Я оглянулся на старика, — он плакал. Улыбаясь сквозь слезы стыдливо и виновато, он мне потихоньку сказал:

— Не могу я этого ихнего вопу слышать. Как услышу, так и сам завоплю. Дома, как завопят бабы, я гоню их вон чем попало... Не могу...

Все женщины в избе плакали. И даже молодой парень как-то уж очень неестественно повернул свое лицо в угол. Мне было неловко: Знал бы я, что даже в обыденной жизни надгробная песня может вызвать такое серьезное чувство, то, конечно, не стал бы просить Максимовну вопеть при людях. Но она все вопела и вопела...

Вслушиваясь в плач вдовы по мужу, я понял, что тоскливое чувство вызывала главным образом маленькая пауза в каждом стихе. Спев несколько слов, вопленица останавливалась, всхлипывала и продолжала. Но, конечно, много значили и слова.

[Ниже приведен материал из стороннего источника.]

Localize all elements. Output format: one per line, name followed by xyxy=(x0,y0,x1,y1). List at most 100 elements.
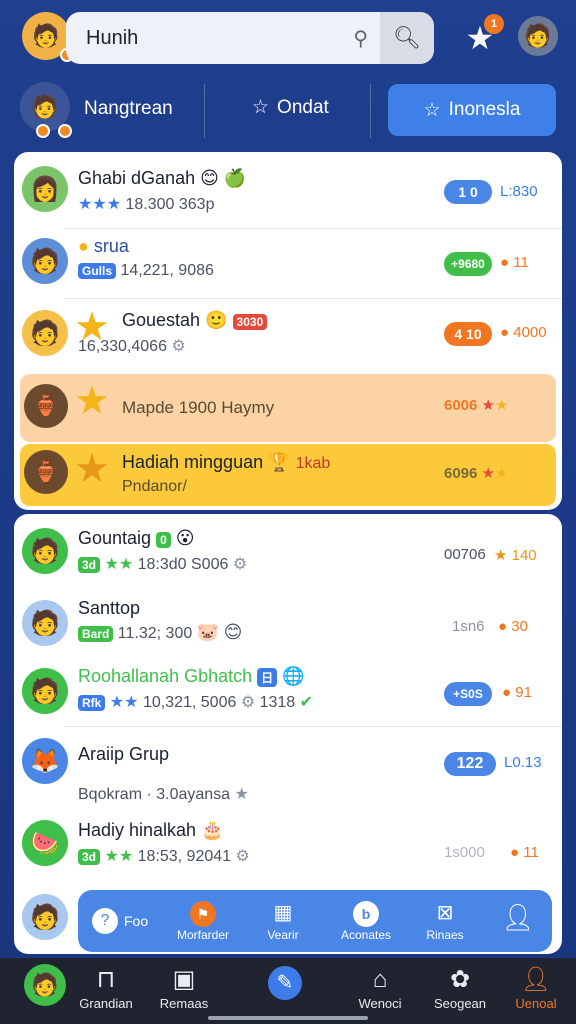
star-outline-icon: ☆ xyxy=(423,99,441,121)
nav-uenoal-label: Uenoal xyxy=(515,996,557,1011)
action-user[interactable]: 👤︎ xyxy=(492,890,544,952)
list-item[interactable]: 🧑 Gountaig 0 😮 3d ★★ 18:3d0 S006 ⚙ 00706… xyxy=(14,522,562,588)
top-bar: 🧑 Hunih ⚲ 🔍︎ ★ 1 🧑 xyxy=(0,0,576,76)
item-sub: 18.300 363p xyxy=(125,196,215,213)
stars-icon: ★ xyxy=(495,465,509,482)
list-item[interactable]: 🧑 ● srua Gulls 14,221, 9086 +9680 ● 11 xyxy=(14,232,562,296)
tab-row: 🧑 Nangtrean ☆ Ondat ☆ Inonesla xyxy=(0,80,576,144)
nav-remaas[interactable]: ▣ Remaas xyxy=(156,964,212,1012)
avatar: 🧑 xyxy=(22,600,68,646)
action-bar: ? Foo ⚑ Morfarder ▦ Vearir b Aconates ⊠ … xyxy=(78,890,552,952)
compose-button[interactable]: ✎ xyxy=(268,966,302,1000)
search-input[interactable]: Hunih xyxy=(86,27,138,50)
smile-icon: 😊 xyxy=(200,168,219,188)
search-icon[interactable]: ⚲ xyxy=(353,26,368,51)
list-item[interactable]: 🍉 Hadiy hinalkah 🎂 3d ★★ 18:53, 92041 ⚙ … xyxy=(14,814,562,880)
item-sub: 14,221, 9086 xyxy=(120,262,214,279)
gear-icon: ⚙ xyxy=(235,848,250,865)
avatar: 👩 xyxy=(22,166,68,212)
face-icon: 😮 xyxy=(175,528,195,548)
item-title: srua xyxy=(93,236,129,256)
item-tag: 3d xyxy=(78,849,101,865)
highlight-value: 6006 xyxy=(444,397,478,414)
leaderboard-card: 👩 Ghabi dGanah 😊 🍏 ★★★ 18.300 363p 1 0 L… xyxy=(14,152,562,510)
action-rinaes-label: Rinaes xyxy=(426,928,464,942)
user-avatar[interactable]: 🧑 xyxy=(22,12,74,62)
divider xyxy=(64,298,562,299)
list-item[interactable]: 🧑 Roohallanah Gbhatch 日 🌐 Rfk ★★ 10,321,… xyxy=(14,662,562,726)
score-value: 00706 xyxy=(444,546,486,563)
flag-icon: ⚑ xyxy=(168,898,238,928)
score-pill: 4 10 xyxy=(444,322,492,346)
list-item[interactable]: 🧑 Santtop Bard 11.32; 300 🐷 😊 1sn6 ● 30 xyxy=(14,594,562,660)
list-item[interactable]: 👩 Ghabi dGanah 😊 🍏 ★★★ 18.300 363p 1 0 L… xyxy=(14,162,562,226)
star-icon: ★ xyxy=(234,786,249,803)
item-title: Roohallanah Gbhatch xyxy=(78,666,253,686)
avatar: 🧑 xyxy=(22,894,68,940)
highlight-row[interactable]: 🏺 ★ Mapde 1900 Haymy 6006 ★★ xyxy=(20,374,556,442)
action-rinaes[interactable]: ⊠ Rinaes xyxy=(412,890,478,952)
item-title: Araiip Grup xyxy=(78,744,170,764)
highlight-text: Mapde 1900 Haymy xyxy=(122,398,275,417)
weekly-title: Hadiah mingguan xyxy=(122,452,264,472)
tab-divider xyxy=(370,84,371,138)
nav-avatar[interactable]: 🧑 xyxy=(24,964,66,1006)
score-value: L:830 xyxy=(500,183,538,200)
nav-remaas-label: Remaas xyxy=(159,996,209,1011)
highlight-row-weekly[interactable]: 🏺 ★ Hadiah mingguan 🏆 1kab Pndanor/ 6096… xyxy=(20,444,556,506)
apple-icon: 🍏 xyxy=(223,168,247,188)
magnifier-icon: 🔍︎ xyxy=(393,25,421,50)
face-icon: 😊 xyxy=(223,622,243,642)
stars-icon: ★ xyxy=(481,397,495,414)
action-morfarder-label: Morfarder xyxy=(176,928,229,942)
tab-profile[interactable]: Nangtrean xyxy=(84,98,173,120)
avatar: 🦊 xyxy=(22,738,68,784)
tab-inonesla[interactable]: ☆ Inonesla xyxy=(388,84,556,136)
home-indicator xyxy=(208,1016,368,1020)
nav-grandian[interactable]: ⊓ Grandian xyxy=(78,964,134,1012)
score-value-2: 91 xyxy=(515,684,532,701)
action-aconates[interactable]: b Aconates xyxy=(330,890,402,952)
profile-avatar[interactable]: 🧑 xyxy=(518,16,558,56)
star-icon: ★ xyxy=(494,547,508,564)
frame-icon: ⊓ xyxy=(96,966,116,993)
list-item[interactable]: 🧑 ★ Gouestah 🙂 3030 16,330,4066 ⚙ 4 10 ●… xyxy=(14,302,562,370)
gift-icon: ✿ xyxy=(449,966,471,993)
search-button[interactable]: 🔍︎ xyxy=(380,12,434,64)
avatar: 🧑 xyxy=(22,528,68,574)
nav-wenoci-label: Wenoci xyxy=(358,996,402,1011)
item-tag: 0 xyxy=(156,532,171,548)
score-value: 1s000 xyxy=(444,844,485,861)
nav-wenoci[interactable]: ⌂ Wenoci xyxy=(352,964,408,1012)
action-foo[interactable]: ? Foo xyxy=(92,890,162,952)
nav-seogean[interactable]: ✿ Seogean xyxy=(430,964,490,1012)
tab-profile-avatar: 🧑 xyxy=(20,82,72,138)
list-item[interactable]: 🦊 Araiip Grup Bqokram · 3.0ayansa ★ 122 … xyxy=(14,732,562,812)
nav-seogean-label: Seogean xyxy=(433,996,487,1011)
pig-icon: 🐷 xyxy=(196,622,220,642)
info-icon: b xyxy=(330,898,402,928)
coin-icon: ● xyxy=(500,254,510,271)
score-value: 4000 xyxy=(513,324,547,341)
divider xyxy=(64,228,562,229)
coin-icon: ● xyxy=(510,844,520,861)
group-list-card: 🧑 Gountaig 0 😮 3d ★★ 18:3d0 S006 ⚙ 00706… xyxy=(14,514,562,954)
star-notification-icon[interactable]: ★ 1 xyxy=(462,14,504,56)
highlight-value: 6096 xyxy=(444,465,478,482)
bottom-nav: 🧑 ⊓ Grandian ▣ Remaas ✎ ⌂ Wenoci ✿ Seoge… xyxy=(0,958,576,1024)
action-vearir-label: Vearir xyxy=(267,928,299,942)
nav-uenoal[interactable]: 👤︎ Uenoal xyxy=(508,964,564,1012)
search-bar[interactable]: Hunih ⚲ 🔍︎ xyxy=(66,12,434,64)
grid-icon: ▦ xyxy=(273,902,293,924)
action-vearir[interactable]: ▦ Vearir xyxy=(248,890,318,952)
tab-ondat[interactable]: ☆ Ondat xyxy=(252,96,329,119)
item-sub-2: 1318 xyxy=(259,694,296,711)
score-pill: +S0S xyxy=(444,682,492,706)
globe-icon: 🌐 xyxy=(282,666,305,686)
stars-icon: ★ xyxy=(495,397,509,414)
star-outline-icon: ☆ xyxy=(252,97,270,118)
notification-count: 1 xyxy=(484,14,504,34)
coin-icon: ● xyxy=(78,236,89,256)
stars-icon: ★ xyxy=(481,465,495,482)
action-morfarder[interactable]: ⚑ Morfarder xyxy=(168,890,238,952)
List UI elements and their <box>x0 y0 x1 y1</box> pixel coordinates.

Надгробные песни Степаниды Максимовны — образцовые произведения народной поэзии. Вот одна из них.

ПЛАЧ ВДОВЫ[7]

Уж как сесть горюше на белую брусовую на лавочку,

Уж ко своей-то милой, любимой семеюшке.

Ко своей-то милой венчальной державушке.

Ты послушай, моя малая, любимая семеюшка:

Уж по сегодняшнему Господнему божьему денёчку,

Как по раннему утру утреннему

Вдруг заныло мое зяблое ретивое сердечушко,

Вдруг налетела малолетна мала птиченька.

Стрепенулась на крутом на складном сголовьице.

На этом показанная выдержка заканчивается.